A Wall Street i tre indici principali oggi rimbalzano dopo aver vissuto la peggiore settimana da ottobre 2008. Il peggio è alle spalle?

Tra i tre indici a stelle e strisce il Nasdaq Composite è quello che offre una view migliore, visto che l'S&P500 e il Dow Jones sono affondati sotto i massimi storici del 2019 e quindi la situazione per entrambi è un po' più complessa.

Il trend in ogni caso è ribassista per tutti e tre gli indici e ritengo che sia ancora troppo pericoloso valutare degli acquisti ora.

Se la seduta odierna dovesse confermare una buona intonazione fino al close, allora per il Nasdaq Composite le cose inizieranno a mettersi meglio, mentre per l'S&P500 e il Dow Jones bisognerà valutare quali livelli si andranno a violare.

In generale però l'impostazione di Wall Street resta decisamente negativa e anche eventuali rimbalzi non hanno molta credibilità al momento.

A mio avviso è elevato il rischio di nuovi affondi per i tre indici Usa che di fatto non seguono più delle regole di carattere tecnico, ma scontano esclusivamente le cattive notizie che arrivano con riferimento al coronavirus, ma anche dal fronte macro.

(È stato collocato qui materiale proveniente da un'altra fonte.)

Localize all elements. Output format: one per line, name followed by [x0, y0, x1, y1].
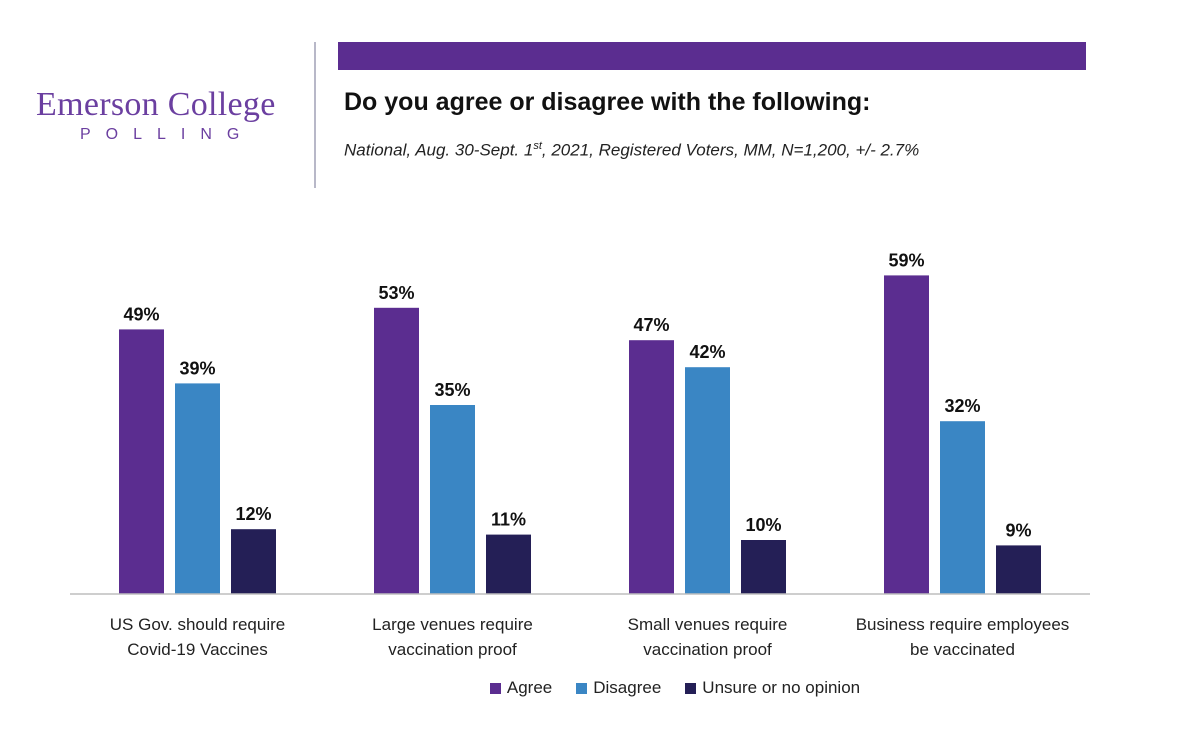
legend-swatch	[685, 682, 697, 694]
bar-disagree-1	[175, 383, 220, 594]
category-label: vaccination proof	[643, 640, 772, 659]
subtitle-post: , 2021, Registered Voters, MM, N=1,200, …	[541, 140, 920, 160]
data-label: 9%	[1005, 520, 1031, 540]
top-accent-bar	[338, 42, 1086, 70]
legend-label: Agree	[506, 678, 553, 697]
legend-item: Disagree	[576, 678, 661, 698]
logo-name: Emerson College	[36, 86, 276, 123]
category-label: Business require employees	[856, 615, 1070, 634]
data-label: 59%	[888, 250, 924, 270]
legend-item: Agree	[489, 678, 553, 698]
category-label: vaccination proof	[388, 640, 517, 659]
bar-agree-3	[629, 340, 674, 594]
data-label: 39%	[179, 358, 215, 378]
bar-disagree-2	[430, 405, 475, 594]
chart-subtitle: National, Aug. 30-Sept. 1st, 2021, Regis…	[344, 140, 919, 161]
data-label: 10%	[745, 515, 781, 535]
legend-swatch	[576, 682, 588, 694]
subtitle-pre: National, Aug. 30-Sept. 1	[344, 140, 534, 160]
bar-unsure-or-no-opinion-3	[741, 540, 786, 594]
header-divider	[314, 42, 316, 188]
bar-chart: 49% 39% 12% US Gov. should require Covid-19 …	[70, 250, 1090, 659]
bar-unsure-or-no-opinion-2	[486, 534, 531, 594]
bar-agree-1	[119, 329, 164, 594]
bar-agree-2	[374, 307, 419, 594]
legend-item: Unsure or no opinion	[685, 678, 860, 698]
legend-label: Unsure or no opinion	[702, 678, 861, 697]
data-label: 32%	[944, 396, 980, 416]
logo-sub: POLLING	[80, 126, 255, 143]
data-label: 53%	[378, 283, 414, 303]
logo: Emerson College POLLING	[36, 86, 296, 144]
chart-title: Do you agree or disagree with the follow…	[344, 88, 871, 116]
category-label: Small venues require	[628, 615, 788, 634]
data-label: 47%	[633, 315, 669, 335]
bar-disagree-3	[685, 367, 730, 594]
bar-disagree-4	[940, 421, 985, 594]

L'S&P500 è sceso fino a quasi quota 2.850 punti per poi rimbalzare e trattandosi di un supporto molto importante non stupisce più di tanto il recupero seguente.

L'indice al momento viaggia ancora al di sotto dei 3.027 punti, ossia dei massimi storici del 2019.
Per tornare ad avere una view positiva sull'S&P500 bisognerà attendere il superamento di questo ostacolo.